Margaret shrugged her shoulders and grabbed a swing. They all swung higher and higher, feeling the adrenaline rush through their bodies. Margaret felt the cool air on her face. She happened to glance at Jett and had to do a double take. Jett had a ball cap on backwards with braces on his teeth and bad acne. She looked at Zane who had just recently lost a few baby teeth and wore a goofy smile. She noticed that she herself donned a bubble skirt with pigtails. All of them looked as they did when they were children. She laughed joyfully as she jumped off the swing and landed without hurting herself. The trio ran around playing tag until dawn.

Margaret awoke in her apartment. She jumped up and checked her reflection. She was her own age again. Margaret smiled and whistled on her way to her office until her secretary notified her that Jett and Zane wanted to urgently meet with her. When she met her brothers for lunch, they informed her of their plan. “Last night-” started Zane.
“Was wonderful,” interrupted Margaret. “I’ve never felt better in my life!”
“We want Mom to feel the same,” Jett said. “If we could transform into our younger selves, so can she. Then she won’t have cancer anymore!”
Margaret’s face lit up with joy. “Eight o’clock tonight,” she said. “I’ll bring Mom.”

So it was done. After a million “where-are-you-taking-me” questions from her mother, Margaret got her to the playground by eight. The plan worked. As the siblings turned into small children, their elderly mother turned into a younger woman. “Mommy, look at yourself!” shouted Margaret. “You’re young again! You are free!”
But, their mother just shook her head. “No, sweetie.
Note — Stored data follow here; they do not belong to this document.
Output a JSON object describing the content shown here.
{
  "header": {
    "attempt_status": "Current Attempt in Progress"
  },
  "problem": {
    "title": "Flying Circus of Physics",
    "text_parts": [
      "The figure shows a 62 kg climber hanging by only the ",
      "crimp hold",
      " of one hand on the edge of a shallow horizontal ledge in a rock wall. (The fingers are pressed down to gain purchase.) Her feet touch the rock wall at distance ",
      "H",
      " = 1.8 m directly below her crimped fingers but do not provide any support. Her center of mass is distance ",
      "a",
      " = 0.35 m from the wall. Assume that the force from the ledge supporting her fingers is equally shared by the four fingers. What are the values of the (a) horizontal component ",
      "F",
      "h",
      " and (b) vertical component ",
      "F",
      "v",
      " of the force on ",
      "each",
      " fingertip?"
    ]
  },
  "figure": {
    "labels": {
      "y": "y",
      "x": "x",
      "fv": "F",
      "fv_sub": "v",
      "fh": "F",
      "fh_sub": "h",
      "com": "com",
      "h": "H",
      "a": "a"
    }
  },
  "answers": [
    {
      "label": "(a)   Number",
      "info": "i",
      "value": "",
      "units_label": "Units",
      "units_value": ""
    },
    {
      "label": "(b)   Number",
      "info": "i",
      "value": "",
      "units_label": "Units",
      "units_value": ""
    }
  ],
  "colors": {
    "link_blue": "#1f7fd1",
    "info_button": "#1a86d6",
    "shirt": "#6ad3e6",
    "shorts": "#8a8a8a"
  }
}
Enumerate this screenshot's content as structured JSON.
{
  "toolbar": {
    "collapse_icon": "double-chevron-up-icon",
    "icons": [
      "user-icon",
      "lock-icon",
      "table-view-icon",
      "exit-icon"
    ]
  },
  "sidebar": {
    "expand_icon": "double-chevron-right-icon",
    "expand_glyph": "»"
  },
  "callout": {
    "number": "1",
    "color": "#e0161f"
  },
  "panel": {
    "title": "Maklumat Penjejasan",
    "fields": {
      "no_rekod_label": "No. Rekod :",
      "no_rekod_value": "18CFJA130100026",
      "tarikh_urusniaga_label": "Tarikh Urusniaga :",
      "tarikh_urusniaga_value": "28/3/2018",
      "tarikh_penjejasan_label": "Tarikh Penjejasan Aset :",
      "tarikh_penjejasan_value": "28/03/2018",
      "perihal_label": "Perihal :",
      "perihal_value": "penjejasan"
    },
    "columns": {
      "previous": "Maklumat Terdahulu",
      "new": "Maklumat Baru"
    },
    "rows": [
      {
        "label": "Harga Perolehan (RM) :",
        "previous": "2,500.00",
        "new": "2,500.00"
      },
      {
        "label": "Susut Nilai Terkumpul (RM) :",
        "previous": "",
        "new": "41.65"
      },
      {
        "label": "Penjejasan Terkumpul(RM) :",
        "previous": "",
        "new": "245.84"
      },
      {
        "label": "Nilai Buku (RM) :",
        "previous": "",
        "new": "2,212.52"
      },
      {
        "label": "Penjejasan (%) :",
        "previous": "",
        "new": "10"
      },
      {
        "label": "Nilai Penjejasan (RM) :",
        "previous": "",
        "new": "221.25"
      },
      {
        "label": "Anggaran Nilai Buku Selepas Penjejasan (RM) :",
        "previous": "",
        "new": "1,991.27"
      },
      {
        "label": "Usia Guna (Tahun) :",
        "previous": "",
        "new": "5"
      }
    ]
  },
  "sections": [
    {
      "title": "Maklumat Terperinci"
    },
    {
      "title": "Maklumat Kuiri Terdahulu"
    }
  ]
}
I have lived my life; it is time for me to pass on to heaven.”
“But, we’ll miss you Mom!” Jett complained.
“Your life will begin again,” answered Mom. “You will conquer your fears and enemies if you trust in God and have a joyous mind as of a child. I must leave because you can’t hold on to me forever. Everything happens for a reason. Now take me home to live the remainder of my life in harmony and serenity.”

The next day, Margaret happily sat at her favorite coffee shop with her latte in hand. She looked out unto the world with a totally new perspective than she had a week ago. A handsome young man sat on a couch near her. He looked up at her and said “hi.” For the first time she said “hi” back. Margaret felt life was just beginning for her as she looked into the eyes of who was to become her future husband.